If it outputs a whole piece of code as soon as it comes up, I will just call it back and let it make up the plan.

The reason is simple:

  • The planning stage can reveal whether it understands boundaries
  • Whether excessive changes can be cut off in time during the planning stage

4. Let Codex output a “reviewable patch” instead of just a bunch of text

Copying and pasting hundreds of lines of code into the IDE is turning review into a manual job.

The correct approach is: let the Codex output in the form of diff/patch, or let it only make the smallest mergeable changes.

I will adhere to two constraints in the team:

  • A single PR does not span two unrelated intents
  • The core difference of a single PR is within 200 lines (otherwise it must be split)

It is easy to write more and more codex, and it must be “closed in a small box” with PR constraints.

5. Let the test be the “first output”, not the “last addition”

The most common pitfall of Codex is that the implementation is completely written and the tests appear to be there, but the test is only validating the implementation it wrote.

So I asked it to output in order:

  1. List of test cases (which boundaries are covered)
  2. Key test code
  3. Implement patch

If it cannot provide test points, it either means that the requirements are not clearly written, or it means that this change is not suitable for it to make.

6. Write the “rollback path” into the change

People who make changes by hand often subconsciously leave a fallback path.

It’s easy for the person who made the change to forget.

I would require every build change to satisfy at least one rollback policy:

-feature flag

  • Configuration switches
  • Keep the old path for a while (double run)

Major changes without a rollback path, no matter who wrote them, should not go live.
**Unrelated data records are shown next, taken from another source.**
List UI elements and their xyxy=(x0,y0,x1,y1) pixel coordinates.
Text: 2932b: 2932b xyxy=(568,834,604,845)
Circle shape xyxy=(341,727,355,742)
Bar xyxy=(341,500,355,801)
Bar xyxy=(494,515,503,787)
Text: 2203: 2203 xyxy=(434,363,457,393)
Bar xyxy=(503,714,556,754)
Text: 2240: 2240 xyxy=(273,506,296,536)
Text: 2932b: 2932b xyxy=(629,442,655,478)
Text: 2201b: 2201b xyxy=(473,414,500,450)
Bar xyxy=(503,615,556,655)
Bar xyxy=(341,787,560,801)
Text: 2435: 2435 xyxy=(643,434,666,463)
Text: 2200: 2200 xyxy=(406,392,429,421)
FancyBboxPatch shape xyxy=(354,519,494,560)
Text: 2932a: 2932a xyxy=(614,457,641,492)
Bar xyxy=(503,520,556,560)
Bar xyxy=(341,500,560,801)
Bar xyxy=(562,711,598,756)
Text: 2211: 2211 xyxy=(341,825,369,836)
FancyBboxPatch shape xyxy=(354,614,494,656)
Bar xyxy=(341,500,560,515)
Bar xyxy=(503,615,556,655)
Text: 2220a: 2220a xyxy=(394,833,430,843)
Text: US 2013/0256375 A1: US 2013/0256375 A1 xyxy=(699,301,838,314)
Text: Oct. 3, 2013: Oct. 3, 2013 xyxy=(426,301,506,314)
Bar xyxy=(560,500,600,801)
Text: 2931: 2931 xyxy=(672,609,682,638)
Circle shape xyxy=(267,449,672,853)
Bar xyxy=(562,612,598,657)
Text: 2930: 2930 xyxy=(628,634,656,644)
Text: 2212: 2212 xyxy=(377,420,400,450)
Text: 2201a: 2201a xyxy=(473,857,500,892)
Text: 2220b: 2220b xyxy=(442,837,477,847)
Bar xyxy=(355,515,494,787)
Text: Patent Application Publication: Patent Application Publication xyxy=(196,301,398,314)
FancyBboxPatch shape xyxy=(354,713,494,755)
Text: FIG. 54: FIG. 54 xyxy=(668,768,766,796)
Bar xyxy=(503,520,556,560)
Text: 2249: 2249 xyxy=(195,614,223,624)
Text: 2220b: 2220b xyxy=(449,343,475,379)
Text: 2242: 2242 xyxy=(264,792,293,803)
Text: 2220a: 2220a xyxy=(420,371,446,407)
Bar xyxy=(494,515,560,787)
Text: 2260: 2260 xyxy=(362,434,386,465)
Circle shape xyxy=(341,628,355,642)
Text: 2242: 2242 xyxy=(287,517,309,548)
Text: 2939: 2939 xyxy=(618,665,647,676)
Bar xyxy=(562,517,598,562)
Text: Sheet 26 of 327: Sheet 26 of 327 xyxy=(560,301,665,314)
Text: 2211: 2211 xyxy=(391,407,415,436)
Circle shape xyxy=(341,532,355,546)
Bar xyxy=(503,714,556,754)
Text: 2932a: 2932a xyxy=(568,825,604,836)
Codex just makes it easier to make “big changes”.

7. Treat traceability as a “cost item” of using Codex

If you only count “how much development time is saved”, you will often be encouraged to write more and more Codex.

What I care more about is: whether the problem can be reproduced.

So in the process I will forcefully record three things:

  • Task description for Codex this time (including acceptance criteria)
  • Change plan given by Codex
  • Final patch and test results

These three items are the chain of evidence during accident review.

Without logging, the more you use Codex, the more it will feel like you are running an unreproducible system.

8. A set of prompt word skeletons that can be used directly

The following paragraph is the minimum change to make its output go online.

You can copy it directly and replace the square brackets:

Changes need to be made in a real project.

Background: [Two or three sentences describing the current situation and problems] Goals (behavioral level):

  • Must do: [List 2-4 items]
  • Never change: [List 2-4] Constraints:
  • Not allowed to introduce new dependencies/not allowed to change public API/must be compatible with old data (select as needed) Acceptance:
  • gives a list of test points
  • Give at least [N] key test case codes Output format:
  1. Give a change plan first (document list + risk points)
  2. Give the smallest patch (diff), do not include long explanatory text

Applicable boundaries

The scenarios where Codex is not suitable are also clear:

  • I can’t even tell what behavior I want, so I can only “try it first”
  • This is a high-risk change involving data migration, permissions, and funding, but there is no complete acceptance environment
  • Reliance on tacit knowledge (online switches, grayscale strategies, historical incidents) without documentation

In these scenarios, Codex will solidify uncertainty directly into code.

Summary

The answer to “how to use Codex” is a set of engineering constraints.

Thinking of it as faster authoring puts the responsibility on review and online.

Treat it as a section of the pipeline, use acceptance criteria, testing, rollback and traceability to contain changes, and it will become a real efficiency tool.

FAQ

读完之后,下一步看什么

如果还想继续了解,可以从下面几个方向接着读。

Related

继续阅读

这里整理了同分类、同标签或同类问题的文章。